Slutwalk is an international movement that began in Canada in 2011 in response to a Toronto police officer advising women to “avoid dressing like sluts” in order to deter rapists. Since then, “Slutwalks” have been held across the globe in cities such as London, Buenos Aires and Singapore. Portland’s march may not be the most visible in the world, but it demonstrated solidarity for those who wanted this conversation to be held in this city.
The speeches from organizers and supporters at the South Park Blocks before and after the march were clearly the more substantial part of the protest. The crowd of mostly women of all ages listened to stories about harassment, sexual violence, experiences from the trans community, and a quick lesson in consent by a representative from Sex Positive Portland.
Elle Stanger, one of the organizers and featured speakers, stepped up to the microphone in unexpected apparel considering the event: unrevealing street clothes. This, she explained, is exactly what she was wearing the last time she was harassed by men on the street. It happened two days ago while she was carrying groceries.
“…that’s my point. I’m never asking for it. Whether I’m standing on a street corner, riding a bus, driving a car, or breastfeeding in public. In a swimsuit, or in pants and a vest. And it never matters what I’m wearing when I’m harassed, I know that it just shouldn’t happen. And that’s what Slutwalk means to me,” Stanger said in an emailed statement that reflected what she said at the event.

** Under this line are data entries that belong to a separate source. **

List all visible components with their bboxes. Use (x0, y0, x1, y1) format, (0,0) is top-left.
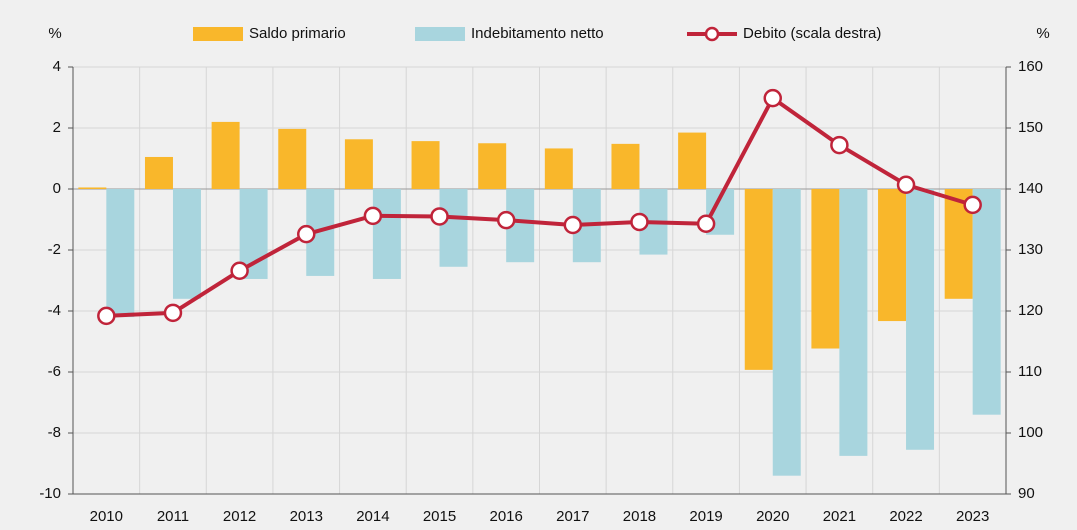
bar (544, 148, 573, 189)
x-tick-label: 2011 (157, 508, 189, 525)
bar (278, 128, 307, 189)
x-tick-label: 2017 (556, 508, 589, 525)
y2-tick-label: 130 (1018, 241, 1043, 258)
legend-label: Debito (scala destra) (743, 25, 881, 42)
bar (678, 132, 707, 189)
y-tick-label: -4 (48, 302, 61, 319)
x-tick-label: 2020 (756, 508, 789, 525)
x-tick-label: 2022 (889, 508, 922, 525)
x-tick-label: 2018 (623, 508, 656, 525)
bar (78, 187, 107, 189)
bar (439, 189, 468, 267)
bar (411, 141, 440, 189)
line-marker (830, 135, 849, 155)
y2-axis-label: % (1036, 25, 1049, 42)
line-marker (297, 224, 316, 244)
legend-label: Saldo primario (249, 25, 346, 42)
line-marker (896, 175, 916, 194)
y-tick-label: -6 (48, 363, 61, 380)
bar (144, 156, 173, 189)
y-axis-label: % (48, 25, 61, 42)
bar (106, 189, 135, 318)
bar (372, 189, 401, 279)
line-marker (763, 88, 782, 108)
line-marker (963, 195, 982, 215)
bar (744, 189, 773, 370)
legend-label: Indebitamento netto (471, 25, 604, 42)
bar (772, 189, 801, 476)
y-tick-label: -8 (48, 424, 61, 441)
x-tick-label: 2021 (823, 508, 856, 525)
y-tick-label: 0 (53, 180, 61, 197)
y2-tick-label: 160 (1018, 58, 1043, 75)
line-marker (163, 303, 183, 323)
bar (611, 143, 640, 189)
x-tick-label: 2016 (489, 508, 522, 525)
legend-swatch (193, 27, 243, 41)
x-tick-label: 2014 (356, 508, 389, 525)
y2-tick-label: 100 (1018, 424, 1043, 441)
y-tick-label: -2 (48, 241, 61, 258)
legend-marker (704, 26, 720, 42)
y2-tick-label: 90 (1018, 485, 1035, 502)
x-tick-label: 2013 (290, 508, 323, 525)
line (106, 96, 974, 318)
bar (972, 189, 1001, 415)
y2-tick-label: 110 (1018, 363, 1042, 380)
line-marker (97, 306, 116, 326)
bar (344, 139, 373, 189)
bar (478, 143, 507, 189)
x-tick-label: 2010 (90, 508, 123, 525)
x-tick-label: 2019 (689, 508, 722, 525)
line-marker (696, 214, 716, 234)
y2-tick-label: 150 (1018, 119, 1043, 136)
line-marker (496, 210, 516, 230)
bar (906, 189, 935, 450)
bar (878, 189, 907, 322)
bar (839, 189, 868, 456)
y2-tick-label: 140 (1018, 180, 1043, 197)
line-marker (230, 261, 249, 280)
line-marker (630, 212, 649, 232)
y-tick-label: 2 (53, 119, 61, 136)
line-marker (430, 207, 449, 226)
x-tick-label: 2015 (423, 508, 456, 525)
y-tick-label: -10 (39, 485, 61, 502)
x-tick-label: 2023 (956, 508, 989, 525)
line-marker (363, 206, 383, 226)
bar (811, 189, 840, 349)
bar (211, 121, 240, 189)
y2-tick-label: 120 (1018, 302, 1043, 319)
x-tick-label: 2012 (223, 508, 256, 525)
legend-swatch (415, 27, 465, 41)
y-tick-label: 4 (53, 58, 61, 75)
bar (172, 189, 201, 299)
line-marker (563, 215, 583, 235)
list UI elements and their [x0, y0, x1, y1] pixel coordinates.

There have plenty of detractors to Slutwalk, which was bound to happen after its sudden rise as a global movement. There have been debates over whether the approach of women marching topless will bring the right kind of attention, whether the basic tenets of the movement are correct, or even whether the name of the movement itself inherently excludes others.

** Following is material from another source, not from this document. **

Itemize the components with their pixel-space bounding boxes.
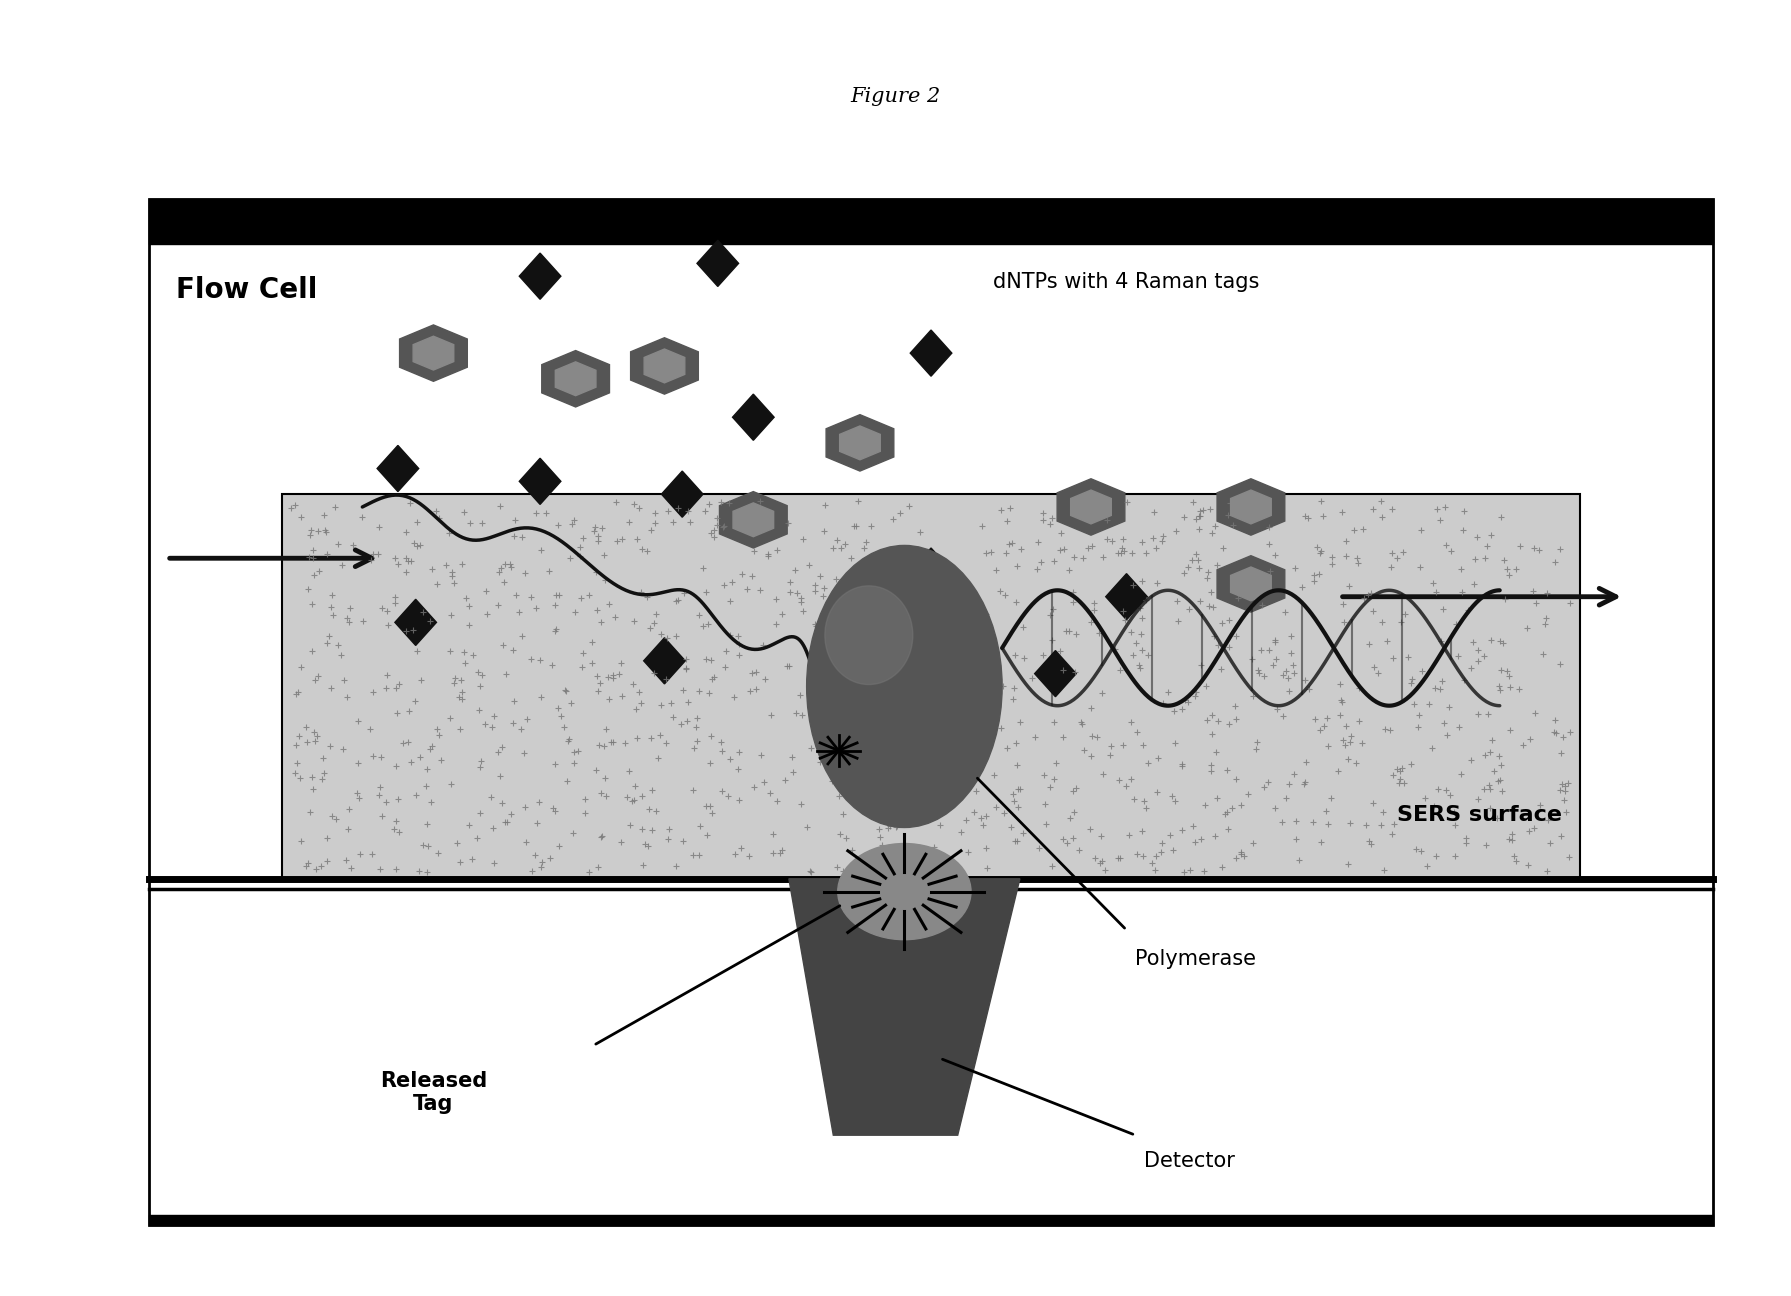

Many of these detractors are against the tone of “slutwalk.” Many don’t like that encourages female sexuality or “promiscuity,” or that it might suggest that misandry is an appropriate response to harassment and sexual violence (which is mostly perpetrated by men). I saw no man-hating at this event, and I think the claims that Slutwalk uses naked female bodies to gain media attention are missing the very simple point that the women in Portland were trying to make:
Boobs are great. Assault and harassment are not and there are no excuses to do either.